Finances are often one of the most divisive topics between married couples, so it is no surprise that figuring out who gets what during a divorce is often confusing and stressful. It is important for Californians facing separation to know that, if they cannot come to a mutual agreement about how to divide their estates, the court will decide it for them based on the state’s community property laws.

In addition to actual real estate, property subject to division upon divorce may include personal items, bank accounts, pension plans and even debt. Knowing how the law classifies divisible property (community property) and separate property is essential for divorcing couples—especially when a separation involves significant assets.

What constitutes community property?

California is one of nine U.S. states that follows the premise of “community property” when it comes to dividing assets during the dissolution of a marriage. When partners marry, any property and any debt that either spouse acquires between the marriage date and the date of petitioning for divorce becomes communal and is subject to a 50/50 division upon separation. Potentially divisible property encompasses a wide range of items, including houses, cars and furniture as well as accumulated income and savings. Similarly, debts such as mortgages or credit card balances that either or both spouses accumulate during the marriage may be subject to equal distribution when a marriage ends.

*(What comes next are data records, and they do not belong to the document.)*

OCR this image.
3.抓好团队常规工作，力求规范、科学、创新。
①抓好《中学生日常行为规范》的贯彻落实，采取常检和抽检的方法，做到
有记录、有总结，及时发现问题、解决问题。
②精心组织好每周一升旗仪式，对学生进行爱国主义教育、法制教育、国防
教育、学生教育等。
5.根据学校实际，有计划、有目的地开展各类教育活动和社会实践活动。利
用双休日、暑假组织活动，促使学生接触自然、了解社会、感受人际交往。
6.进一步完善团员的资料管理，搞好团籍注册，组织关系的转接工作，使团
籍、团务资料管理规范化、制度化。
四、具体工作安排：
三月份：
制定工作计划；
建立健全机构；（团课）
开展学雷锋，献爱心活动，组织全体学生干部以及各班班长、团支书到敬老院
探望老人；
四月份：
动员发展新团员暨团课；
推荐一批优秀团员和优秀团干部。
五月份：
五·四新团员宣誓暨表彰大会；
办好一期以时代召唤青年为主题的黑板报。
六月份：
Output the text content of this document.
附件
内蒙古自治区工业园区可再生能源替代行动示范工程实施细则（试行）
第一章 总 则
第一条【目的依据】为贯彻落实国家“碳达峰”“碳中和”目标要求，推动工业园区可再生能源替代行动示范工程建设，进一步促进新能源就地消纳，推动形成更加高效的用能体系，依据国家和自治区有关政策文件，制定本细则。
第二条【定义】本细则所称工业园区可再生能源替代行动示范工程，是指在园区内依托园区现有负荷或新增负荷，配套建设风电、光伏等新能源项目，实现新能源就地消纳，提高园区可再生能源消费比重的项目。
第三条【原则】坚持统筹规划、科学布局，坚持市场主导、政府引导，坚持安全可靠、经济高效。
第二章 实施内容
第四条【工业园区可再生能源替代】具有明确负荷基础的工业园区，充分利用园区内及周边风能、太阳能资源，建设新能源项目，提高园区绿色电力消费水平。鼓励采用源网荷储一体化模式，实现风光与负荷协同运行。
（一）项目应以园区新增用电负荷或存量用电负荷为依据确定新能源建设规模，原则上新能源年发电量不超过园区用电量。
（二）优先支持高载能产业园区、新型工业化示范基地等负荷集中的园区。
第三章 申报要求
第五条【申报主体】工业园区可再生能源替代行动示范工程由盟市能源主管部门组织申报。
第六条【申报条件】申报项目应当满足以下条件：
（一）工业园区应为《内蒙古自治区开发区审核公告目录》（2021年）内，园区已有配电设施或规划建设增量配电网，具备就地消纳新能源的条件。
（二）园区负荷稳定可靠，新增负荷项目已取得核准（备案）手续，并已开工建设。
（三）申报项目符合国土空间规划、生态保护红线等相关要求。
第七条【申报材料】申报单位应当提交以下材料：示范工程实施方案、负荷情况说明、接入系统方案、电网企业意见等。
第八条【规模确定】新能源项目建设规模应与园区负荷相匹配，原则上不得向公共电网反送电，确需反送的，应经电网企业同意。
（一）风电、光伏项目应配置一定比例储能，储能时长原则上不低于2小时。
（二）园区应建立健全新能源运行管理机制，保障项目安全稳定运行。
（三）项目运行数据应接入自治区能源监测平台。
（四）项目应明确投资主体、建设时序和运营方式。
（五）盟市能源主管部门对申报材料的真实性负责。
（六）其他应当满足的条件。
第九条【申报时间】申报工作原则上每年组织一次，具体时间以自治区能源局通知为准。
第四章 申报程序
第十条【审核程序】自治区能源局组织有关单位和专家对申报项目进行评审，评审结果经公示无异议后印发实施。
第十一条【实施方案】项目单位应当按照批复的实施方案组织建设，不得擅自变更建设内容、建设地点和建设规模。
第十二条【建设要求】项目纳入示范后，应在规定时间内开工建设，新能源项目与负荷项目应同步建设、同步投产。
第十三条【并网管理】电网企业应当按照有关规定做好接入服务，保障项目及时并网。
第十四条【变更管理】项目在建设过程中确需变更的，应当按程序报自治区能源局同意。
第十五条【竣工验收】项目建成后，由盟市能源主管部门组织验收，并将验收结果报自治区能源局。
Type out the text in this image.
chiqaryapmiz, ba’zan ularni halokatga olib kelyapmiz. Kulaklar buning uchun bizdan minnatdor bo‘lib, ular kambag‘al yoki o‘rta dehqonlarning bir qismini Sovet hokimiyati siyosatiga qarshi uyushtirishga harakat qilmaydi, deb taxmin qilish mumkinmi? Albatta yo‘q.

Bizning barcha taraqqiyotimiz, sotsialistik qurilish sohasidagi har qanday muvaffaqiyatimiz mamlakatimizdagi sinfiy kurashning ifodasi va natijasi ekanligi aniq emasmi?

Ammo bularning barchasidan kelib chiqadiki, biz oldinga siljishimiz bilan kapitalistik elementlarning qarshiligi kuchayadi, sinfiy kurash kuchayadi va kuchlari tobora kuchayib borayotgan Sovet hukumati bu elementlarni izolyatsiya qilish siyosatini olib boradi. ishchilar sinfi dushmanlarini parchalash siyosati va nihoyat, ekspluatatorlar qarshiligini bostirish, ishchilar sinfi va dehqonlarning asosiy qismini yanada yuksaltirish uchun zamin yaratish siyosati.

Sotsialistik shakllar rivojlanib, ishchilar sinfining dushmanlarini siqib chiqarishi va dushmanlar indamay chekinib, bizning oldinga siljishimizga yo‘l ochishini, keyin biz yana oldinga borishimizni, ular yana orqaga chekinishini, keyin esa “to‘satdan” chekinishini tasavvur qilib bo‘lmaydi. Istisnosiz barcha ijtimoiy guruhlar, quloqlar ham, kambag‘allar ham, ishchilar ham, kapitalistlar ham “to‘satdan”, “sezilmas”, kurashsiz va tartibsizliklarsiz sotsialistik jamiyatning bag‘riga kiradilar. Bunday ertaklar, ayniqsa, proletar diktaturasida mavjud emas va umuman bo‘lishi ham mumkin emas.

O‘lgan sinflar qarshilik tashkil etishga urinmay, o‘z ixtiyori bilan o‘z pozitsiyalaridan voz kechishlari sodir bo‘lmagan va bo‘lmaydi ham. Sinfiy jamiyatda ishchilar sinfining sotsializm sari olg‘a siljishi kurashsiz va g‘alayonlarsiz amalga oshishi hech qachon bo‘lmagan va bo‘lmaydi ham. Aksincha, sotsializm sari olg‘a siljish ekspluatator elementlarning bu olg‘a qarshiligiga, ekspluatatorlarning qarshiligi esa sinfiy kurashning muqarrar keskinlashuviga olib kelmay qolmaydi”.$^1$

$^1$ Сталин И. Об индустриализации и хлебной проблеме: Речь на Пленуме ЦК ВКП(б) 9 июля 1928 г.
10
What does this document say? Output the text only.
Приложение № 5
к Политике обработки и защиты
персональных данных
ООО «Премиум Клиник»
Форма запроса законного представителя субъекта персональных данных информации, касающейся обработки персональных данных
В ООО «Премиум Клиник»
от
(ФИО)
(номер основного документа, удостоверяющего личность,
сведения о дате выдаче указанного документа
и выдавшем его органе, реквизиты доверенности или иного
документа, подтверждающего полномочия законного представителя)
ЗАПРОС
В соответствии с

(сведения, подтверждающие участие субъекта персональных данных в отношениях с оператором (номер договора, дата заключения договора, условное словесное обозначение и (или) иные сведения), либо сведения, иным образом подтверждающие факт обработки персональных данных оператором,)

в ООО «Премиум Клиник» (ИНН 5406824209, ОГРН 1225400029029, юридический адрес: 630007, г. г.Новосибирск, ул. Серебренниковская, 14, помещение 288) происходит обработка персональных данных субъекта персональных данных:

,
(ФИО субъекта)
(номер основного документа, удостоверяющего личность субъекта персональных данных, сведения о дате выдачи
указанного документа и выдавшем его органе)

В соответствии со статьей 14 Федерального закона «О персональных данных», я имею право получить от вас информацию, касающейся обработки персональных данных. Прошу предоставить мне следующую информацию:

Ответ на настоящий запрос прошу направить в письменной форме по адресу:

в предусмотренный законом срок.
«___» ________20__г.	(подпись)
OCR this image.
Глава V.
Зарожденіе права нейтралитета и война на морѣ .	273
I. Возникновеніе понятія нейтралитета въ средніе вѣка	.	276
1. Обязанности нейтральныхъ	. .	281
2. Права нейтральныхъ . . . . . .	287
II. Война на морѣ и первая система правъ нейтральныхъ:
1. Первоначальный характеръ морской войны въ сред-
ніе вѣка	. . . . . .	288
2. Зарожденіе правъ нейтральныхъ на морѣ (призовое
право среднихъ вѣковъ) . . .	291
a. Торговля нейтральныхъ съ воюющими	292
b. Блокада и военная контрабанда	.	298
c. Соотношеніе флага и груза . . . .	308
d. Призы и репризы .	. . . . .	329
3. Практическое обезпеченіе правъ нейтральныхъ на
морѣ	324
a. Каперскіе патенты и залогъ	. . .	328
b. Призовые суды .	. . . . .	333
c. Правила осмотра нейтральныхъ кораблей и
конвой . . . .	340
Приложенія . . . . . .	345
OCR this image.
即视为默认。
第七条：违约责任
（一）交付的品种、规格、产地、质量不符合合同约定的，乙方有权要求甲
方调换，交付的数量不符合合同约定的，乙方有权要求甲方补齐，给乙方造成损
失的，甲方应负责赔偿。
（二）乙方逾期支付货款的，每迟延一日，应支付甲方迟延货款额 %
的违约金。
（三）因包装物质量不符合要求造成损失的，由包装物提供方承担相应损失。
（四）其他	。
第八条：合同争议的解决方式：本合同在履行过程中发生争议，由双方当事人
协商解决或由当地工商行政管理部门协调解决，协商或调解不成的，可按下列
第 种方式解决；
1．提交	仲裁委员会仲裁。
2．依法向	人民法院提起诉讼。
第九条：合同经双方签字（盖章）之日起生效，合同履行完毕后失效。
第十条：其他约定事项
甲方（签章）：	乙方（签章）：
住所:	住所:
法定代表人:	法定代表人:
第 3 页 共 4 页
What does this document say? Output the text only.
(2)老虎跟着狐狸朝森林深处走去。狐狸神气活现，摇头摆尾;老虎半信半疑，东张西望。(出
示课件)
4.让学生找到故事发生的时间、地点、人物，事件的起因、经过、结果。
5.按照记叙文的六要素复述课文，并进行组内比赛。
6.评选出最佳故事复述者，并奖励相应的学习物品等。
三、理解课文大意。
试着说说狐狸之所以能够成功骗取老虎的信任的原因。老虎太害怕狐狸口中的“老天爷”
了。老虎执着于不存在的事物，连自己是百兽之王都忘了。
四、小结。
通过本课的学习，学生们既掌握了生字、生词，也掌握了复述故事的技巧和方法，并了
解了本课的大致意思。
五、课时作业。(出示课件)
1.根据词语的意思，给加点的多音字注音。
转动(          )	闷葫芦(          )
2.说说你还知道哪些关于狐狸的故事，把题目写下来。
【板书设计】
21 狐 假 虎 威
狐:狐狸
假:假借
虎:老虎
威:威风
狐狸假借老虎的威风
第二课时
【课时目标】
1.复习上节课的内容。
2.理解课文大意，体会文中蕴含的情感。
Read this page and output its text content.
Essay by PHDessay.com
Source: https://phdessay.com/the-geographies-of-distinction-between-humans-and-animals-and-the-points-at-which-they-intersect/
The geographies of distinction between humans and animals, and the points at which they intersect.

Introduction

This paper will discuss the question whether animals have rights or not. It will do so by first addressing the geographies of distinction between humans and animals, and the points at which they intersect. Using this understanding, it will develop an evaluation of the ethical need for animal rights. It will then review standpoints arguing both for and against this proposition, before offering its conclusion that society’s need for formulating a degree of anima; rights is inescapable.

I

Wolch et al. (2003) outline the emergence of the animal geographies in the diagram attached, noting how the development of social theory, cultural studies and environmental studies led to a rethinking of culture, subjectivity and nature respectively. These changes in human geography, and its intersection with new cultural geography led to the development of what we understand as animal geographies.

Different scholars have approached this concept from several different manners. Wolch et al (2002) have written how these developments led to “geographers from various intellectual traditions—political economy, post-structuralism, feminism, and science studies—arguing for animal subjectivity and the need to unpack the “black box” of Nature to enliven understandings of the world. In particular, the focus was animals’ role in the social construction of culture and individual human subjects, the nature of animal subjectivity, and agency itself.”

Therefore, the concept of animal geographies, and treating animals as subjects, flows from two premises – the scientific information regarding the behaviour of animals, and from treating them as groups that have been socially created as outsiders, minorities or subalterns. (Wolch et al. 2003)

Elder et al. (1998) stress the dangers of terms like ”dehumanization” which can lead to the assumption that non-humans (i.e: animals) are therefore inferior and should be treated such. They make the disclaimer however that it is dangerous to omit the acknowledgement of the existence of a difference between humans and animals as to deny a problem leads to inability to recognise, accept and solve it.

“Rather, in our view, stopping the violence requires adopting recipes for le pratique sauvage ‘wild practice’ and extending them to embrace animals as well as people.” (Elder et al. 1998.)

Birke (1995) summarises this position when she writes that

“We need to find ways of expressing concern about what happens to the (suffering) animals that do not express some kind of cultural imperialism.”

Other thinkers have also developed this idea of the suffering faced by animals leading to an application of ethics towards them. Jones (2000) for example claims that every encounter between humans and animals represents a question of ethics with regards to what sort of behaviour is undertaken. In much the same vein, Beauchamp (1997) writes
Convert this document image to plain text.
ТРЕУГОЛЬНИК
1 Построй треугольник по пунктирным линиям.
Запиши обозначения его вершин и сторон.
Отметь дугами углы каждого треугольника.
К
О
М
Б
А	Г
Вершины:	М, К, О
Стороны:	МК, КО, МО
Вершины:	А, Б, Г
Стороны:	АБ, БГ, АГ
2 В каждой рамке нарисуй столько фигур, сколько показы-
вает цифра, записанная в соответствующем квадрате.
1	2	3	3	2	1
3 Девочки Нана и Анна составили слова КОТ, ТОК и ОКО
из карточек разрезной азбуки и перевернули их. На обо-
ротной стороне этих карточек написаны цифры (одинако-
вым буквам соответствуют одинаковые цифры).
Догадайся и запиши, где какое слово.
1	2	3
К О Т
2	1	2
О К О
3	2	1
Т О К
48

What constitutes separate property?

Separate property that is not subject to division after divorce includes assets that either partner acquired before marriage, after separation or else received singly as a gift or inheritance—but only so long as they were never commingled with communal property. People sometimes assume that keeping separate bank accounts is a smart way to protect assets in case of divorce. However, if money in that account came from income earned during the marriage, state law considers the funds to be communal property.